Line graph of loss

have run my model, I got these two graphs. The first one is on dataset_A( Train = 4500 samples, Eval= 500).
In the second run, I used previous evaluation data (from dataset_A) but new 750-sample train data. Is it reasonable to have these patterns?? I mean loss convergence and values.
Thanks


Since you posted in nlp, I assume your input data is text. I would also assume that your train a classification task, because in this case I’ve also seen a big drop of the training loss after the first epoch. I think(!) this is even more pronounced when using pretrained word embeddings.

The first plot definitely looks “as usual”: the training loss goes down towards overfitting, while the validation loss starts to increase due to that overfitting. The absolute values depend on how exactly you calculate the loss, so they don’t really help.

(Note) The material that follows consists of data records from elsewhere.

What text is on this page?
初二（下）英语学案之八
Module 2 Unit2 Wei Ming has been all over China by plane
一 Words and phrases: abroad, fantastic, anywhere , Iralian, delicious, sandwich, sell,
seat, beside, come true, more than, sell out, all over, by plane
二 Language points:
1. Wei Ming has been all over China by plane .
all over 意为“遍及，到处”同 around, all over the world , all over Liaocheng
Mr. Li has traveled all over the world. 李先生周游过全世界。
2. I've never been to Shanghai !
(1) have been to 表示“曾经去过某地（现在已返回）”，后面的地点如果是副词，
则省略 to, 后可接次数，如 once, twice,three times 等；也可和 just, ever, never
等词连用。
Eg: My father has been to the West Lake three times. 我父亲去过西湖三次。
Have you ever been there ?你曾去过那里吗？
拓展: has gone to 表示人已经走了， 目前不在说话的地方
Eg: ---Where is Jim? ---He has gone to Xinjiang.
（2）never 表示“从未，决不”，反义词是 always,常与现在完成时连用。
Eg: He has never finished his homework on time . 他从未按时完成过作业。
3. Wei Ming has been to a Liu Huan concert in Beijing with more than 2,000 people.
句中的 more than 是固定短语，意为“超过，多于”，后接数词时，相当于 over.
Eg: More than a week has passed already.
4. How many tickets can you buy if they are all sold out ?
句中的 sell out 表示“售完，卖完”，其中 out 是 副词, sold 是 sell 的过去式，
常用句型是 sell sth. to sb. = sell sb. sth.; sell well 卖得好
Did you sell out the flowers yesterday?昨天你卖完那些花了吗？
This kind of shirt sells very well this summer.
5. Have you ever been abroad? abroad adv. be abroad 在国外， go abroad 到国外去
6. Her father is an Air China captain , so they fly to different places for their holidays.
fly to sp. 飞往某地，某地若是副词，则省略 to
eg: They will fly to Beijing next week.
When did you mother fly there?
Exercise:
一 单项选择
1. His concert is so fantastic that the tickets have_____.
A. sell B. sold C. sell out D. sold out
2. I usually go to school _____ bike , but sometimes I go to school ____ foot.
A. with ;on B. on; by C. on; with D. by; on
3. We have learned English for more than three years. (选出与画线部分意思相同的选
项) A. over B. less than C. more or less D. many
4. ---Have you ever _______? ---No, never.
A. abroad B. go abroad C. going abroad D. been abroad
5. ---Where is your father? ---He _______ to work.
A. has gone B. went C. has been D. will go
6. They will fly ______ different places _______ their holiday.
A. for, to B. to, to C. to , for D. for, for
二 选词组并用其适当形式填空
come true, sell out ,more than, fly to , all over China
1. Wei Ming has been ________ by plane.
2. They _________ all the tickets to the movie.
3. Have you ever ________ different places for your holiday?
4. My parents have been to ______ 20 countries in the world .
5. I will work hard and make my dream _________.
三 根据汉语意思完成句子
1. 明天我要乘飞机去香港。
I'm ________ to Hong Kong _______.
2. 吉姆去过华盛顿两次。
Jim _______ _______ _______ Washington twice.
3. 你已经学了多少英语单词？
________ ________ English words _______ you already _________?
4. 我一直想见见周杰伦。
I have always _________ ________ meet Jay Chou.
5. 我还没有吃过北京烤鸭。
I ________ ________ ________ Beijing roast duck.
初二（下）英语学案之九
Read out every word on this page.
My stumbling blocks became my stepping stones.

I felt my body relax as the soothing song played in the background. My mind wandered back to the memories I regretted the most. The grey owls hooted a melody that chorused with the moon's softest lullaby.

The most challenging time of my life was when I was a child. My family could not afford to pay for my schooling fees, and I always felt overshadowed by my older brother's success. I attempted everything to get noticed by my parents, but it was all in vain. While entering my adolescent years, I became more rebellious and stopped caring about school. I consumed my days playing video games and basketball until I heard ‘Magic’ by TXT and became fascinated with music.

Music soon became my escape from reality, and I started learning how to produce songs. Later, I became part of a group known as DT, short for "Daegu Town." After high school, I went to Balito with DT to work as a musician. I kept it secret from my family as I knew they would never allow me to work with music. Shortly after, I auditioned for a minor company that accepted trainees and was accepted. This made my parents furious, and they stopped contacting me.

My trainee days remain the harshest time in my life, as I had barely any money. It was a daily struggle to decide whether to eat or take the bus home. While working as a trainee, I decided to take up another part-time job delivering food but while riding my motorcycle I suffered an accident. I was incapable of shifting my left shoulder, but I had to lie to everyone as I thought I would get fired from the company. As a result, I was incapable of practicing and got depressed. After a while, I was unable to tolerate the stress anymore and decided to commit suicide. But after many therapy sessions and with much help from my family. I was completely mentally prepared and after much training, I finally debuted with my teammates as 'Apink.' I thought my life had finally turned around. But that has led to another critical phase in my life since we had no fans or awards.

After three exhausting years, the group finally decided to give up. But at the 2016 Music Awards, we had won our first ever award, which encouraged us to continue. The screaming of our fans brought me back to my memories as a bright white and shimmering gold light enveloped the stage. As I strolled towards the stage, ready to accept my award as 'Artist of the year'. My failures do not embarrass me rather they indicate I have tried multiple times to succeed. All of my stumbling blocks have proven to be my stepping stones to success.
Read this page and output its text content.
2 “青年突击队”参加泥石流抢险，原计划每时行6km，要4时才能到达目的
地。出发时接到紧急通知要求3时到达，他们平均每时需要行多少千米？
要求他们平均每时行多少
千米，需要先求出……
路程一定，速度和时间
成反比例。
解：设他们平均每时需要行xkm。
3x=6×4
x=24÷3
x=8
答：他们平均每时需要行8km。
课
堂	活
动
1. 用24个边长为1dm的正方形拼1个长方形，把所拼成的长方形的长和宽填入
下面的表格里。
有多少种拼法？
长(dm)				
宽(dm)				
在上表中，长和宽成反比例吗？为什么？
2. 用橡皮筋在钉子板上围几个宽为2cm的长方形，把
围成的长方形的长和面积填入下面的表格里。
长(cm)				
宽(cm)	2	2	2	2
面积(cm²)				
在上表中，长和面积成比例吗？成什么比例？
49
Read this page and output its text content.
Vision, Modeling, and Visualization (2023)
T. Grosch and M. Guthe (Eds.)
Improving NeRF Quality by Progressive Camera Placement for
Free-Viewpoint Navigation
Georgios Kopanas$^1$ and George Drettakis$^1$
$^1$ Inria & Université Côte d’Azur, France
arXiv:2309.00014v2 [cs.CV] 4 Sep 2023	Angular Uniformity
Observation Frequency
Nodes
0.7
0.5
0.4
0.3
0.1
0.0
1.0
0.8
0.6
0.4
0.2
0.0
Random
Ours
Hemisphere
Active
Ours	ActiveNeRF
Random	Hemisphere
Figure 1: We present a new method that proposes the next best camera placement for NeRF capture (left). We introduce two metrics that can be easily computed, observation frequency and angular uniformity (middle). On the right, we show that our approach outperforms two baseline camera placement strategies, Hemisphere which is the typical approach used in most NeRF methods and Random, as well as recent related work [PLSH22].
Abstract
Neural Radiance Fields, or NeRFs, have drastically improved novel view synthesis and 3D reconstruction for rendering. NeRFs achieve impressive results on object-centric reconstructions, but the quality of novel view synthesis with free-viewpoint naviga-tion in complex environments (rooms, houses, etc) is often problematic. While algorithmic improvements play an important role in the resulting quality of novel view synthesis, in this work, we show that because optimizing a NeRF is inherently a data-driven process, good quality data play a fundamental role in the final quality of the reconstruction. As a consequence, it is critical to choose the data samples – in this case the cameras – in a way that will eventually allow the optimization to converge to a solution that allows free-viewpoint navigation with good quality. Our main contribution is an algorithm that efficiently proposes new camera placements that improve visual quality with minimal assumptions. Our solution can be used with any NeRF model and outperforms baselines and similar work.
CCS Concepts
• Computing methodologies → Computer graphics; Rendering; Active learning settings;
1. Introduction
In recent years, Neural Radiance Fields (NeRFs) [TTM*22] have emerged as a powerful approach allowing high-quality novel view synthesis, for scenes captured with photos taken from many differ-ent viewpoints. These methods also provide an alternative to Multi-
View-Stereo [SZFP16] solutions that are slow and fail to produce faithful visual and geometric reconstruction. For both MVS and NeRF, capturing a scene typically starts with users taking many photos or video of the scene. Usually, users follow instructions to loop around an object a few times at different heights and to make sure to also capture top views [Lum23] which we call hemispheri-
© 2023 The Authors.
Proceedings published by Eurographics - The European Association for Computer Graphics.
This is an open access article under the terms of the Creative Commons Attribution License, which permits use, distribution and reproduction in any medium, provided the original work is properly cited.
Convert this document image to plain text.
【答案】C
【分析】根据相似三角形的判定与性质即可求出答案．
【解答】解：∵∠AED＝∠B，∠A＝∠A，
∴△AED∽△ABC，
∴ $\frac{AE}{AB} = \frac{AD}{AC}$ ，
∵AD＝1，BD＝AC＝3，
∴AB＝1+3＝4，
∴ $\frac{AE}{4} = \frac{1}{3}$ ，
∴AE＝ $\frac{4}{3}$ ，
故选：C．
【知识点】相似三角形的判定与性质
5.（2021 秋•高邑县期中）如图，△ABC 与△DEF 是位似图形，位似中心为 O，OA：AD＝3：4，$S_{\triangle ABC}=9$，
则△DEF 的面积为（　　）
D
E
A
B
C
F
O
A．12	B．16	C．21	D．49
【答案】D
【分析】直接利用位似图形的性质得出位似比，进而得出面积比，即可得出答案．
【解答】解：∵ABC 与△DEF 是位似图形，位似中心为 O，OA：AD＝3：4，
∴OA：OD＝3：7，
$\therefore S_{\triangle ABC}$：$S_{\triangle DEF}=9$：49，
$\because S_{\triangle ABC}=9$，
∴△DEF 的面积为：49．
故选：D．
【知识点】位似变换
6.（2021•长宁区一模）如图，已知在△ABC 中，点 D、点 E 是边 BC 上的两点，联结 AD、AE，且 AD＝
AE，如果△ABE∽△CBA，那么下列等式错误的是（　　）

In the second plot, I’m not sure about the jumps at epoch 17/18 and 32/33. They look rather regular. Do you reset the learning rate or something? The difference in absolute numbers between the 2 plots may stem from the different datasets. I assume, that for the first plot, the training and validation data came from the same dataset. Where do the 750 other samples come from? In any case, 750 is not a large training set – neither is 4,500 – so the overlap in the distribution of the training in validation data might be large.

In short, I don’t see any inherent problems with your graphs, and I can easily explain what I see (maybe part from the jumps). Of course, that doesn’t mean I’m right :).

First, my special thanks go to you.
You are right that’s the NLP task with a siamese network to find the similarity between two sentences. I compute loss by code below. Besides, How can I deal with overfitting in my case well? I found out that augmentation can help, but any suggestions are welcomed.
The reason for jump is that, after a few epochs, if loss gets worse, then I restore the best previous model and decrease the learning rate by multiplying 0.85. (AdamW(MM.parameters(), lr=0.001))
As mentioned earlier, 4500 train samples and 500 eval samples of a dataset for the first plot are used. For the second I altered train samples with new 750 ones from another dataset
LOSS is computed like this:

for i, (xA, xB, score) in enumerate(data_loader, 1):
   total_loss += (loss.item()*len(xA))

epoch_loss = total_loss / len(data_loader.dataset)

Is it OK for showing the result, or should I use cumulative loss like (loss.item() / i ) * len(A) ??

OK, that explains the jumps indeed :). For the training, any normalization of the loss with a constant (here len(xA and len(data_loader.dataset) shouldn’t better. Sure it affects the absolute values of the loss but not the gradients for training.

I’m not aware of Sesame Networks? Do you mean a Siamese Network? I get the idea behind this network architecture but only dabbled once a bit just for some practice.

When you say similarity between two sentences, I assume you refer to semantic similarity – well otherwise you wouldn’t need a Deep Learning model, I guess :). I would argue that this is a very challenging tasks (well, like most NLP task really) since language is extremely flexible and can be very subtle. Even a small change in a sentence can completely alter it’s meaning.

That’s why I never tried data augmentation with text. With images it seems straightforward. Rotating, slight shifting or cropping etc. will still show the same object for classification. I don’t see how to directly map this to text. But that’s just my thought, and I’m anything but an expert!!!

You are right of course. Sorry my bad, it’s a typo which I correct. Just one more thing, I’m pretraining my network by different datasets and wanna use obtained state_dicts for this one. Which one is reasonable to do, ‘‘pre_training one by one for each dataset’’ or ‘‘combine all of the datasets and just do pretraining once’’?